Introduction
doggo is a modern DNS client for the command line that replaces dig with a more readable and user-friendly interface. It supports DNS-over-HTTPS, DNS-over-TLS, and DNS-over-QUIC, and outputs results in colorized tabular format that is easy to scan.
What doggo Does
- Performs DNS queries with colorized, human-readable tabular output
- Supports DNS-over-HTTPS (DoH), DNS-over-TLS (DoT), and DNS-over-QUIC (DoQ)
- Queries any record type: A, AAAA, MX, TXT, CNAME, NS, SOA, SRV, and more
- Supports reverse DNS lookups and multiple query targets in a single command
- Outputs results in JSON format for scripting and automation
Architecture Overview
doggo is written in Go and uses the miekg/dns library for DNS protocol handling. It builds queries from command-line arguments, sends them over the selected transport (UDP, TCP, DoH, DoT, or DoQ), and formats responses into a colored table.
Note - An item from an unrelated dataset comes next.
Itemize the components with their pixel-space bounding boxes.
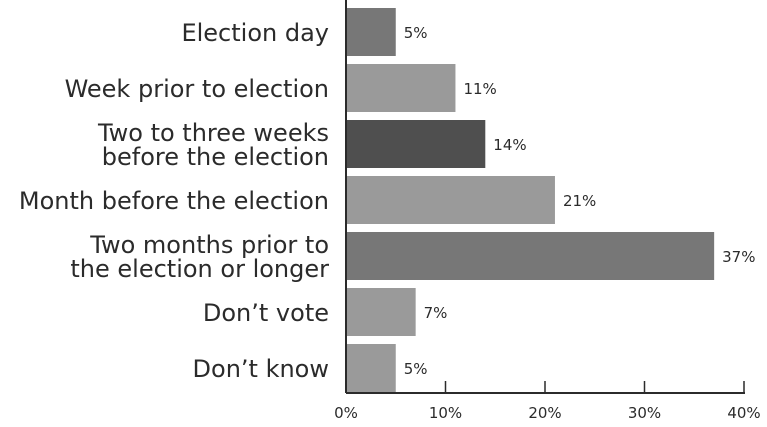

The JSON output mode makes it composable with tools like jq.
Self-Hosting & Configuration
- Install via Homebrew:
brew install doggo - Or download a binary from GitHub releases for Linux, macOS, and Windows
- Specify a DNS server with
@prefix:doggo example.com @8.8.8.8 - Use DoH with
doggo example.com @https://dns.google/dns-query - Use DoT with
doggo example.com @tls://dns.google
Key Features
- Clean colorized output that is easier to read than dig
- Native support for encrypted DNS protocols (DoH, DoT, DoQ)
- JSON output mode for scripting:
doggo example.com --json | jq . - Multiple queries in a single command:
doggo A example.com MX example.com - Lightweight single binary with no external dependencies
Comparison with Similar Tools
- dig — The classic DNS tool; doggo provides better formatting and encrypted DNS support
- dog — Another modern DNS client; doggo adds DoQ support and JSON output
- drill — Part of ldns; less user-friendly output than doggo
- nslookup — Basic DNS lookup; lacks DoH/DoT and structured output
FAQ
Q: How is doggo different from dig? A: doggo provides colorized tabular output, built-in DoH/DoT/DoQ support, and JSON output mode.
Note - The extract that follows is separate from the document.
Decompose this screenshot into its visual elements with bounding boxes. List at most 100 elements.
Q: Can I use it with encrypted DNS?
A: Yes. Prefix the server with https://, tls://, or quic:// for DoH, DoT, or DoQ.
Q: Does it support scripting?
A: Yes. Use --json to get structured JSON output suitable for piping to jq or other tools.
Q: What platforms are supported? A: Linux, macOS, and Windows via pre-built binaries or Go install.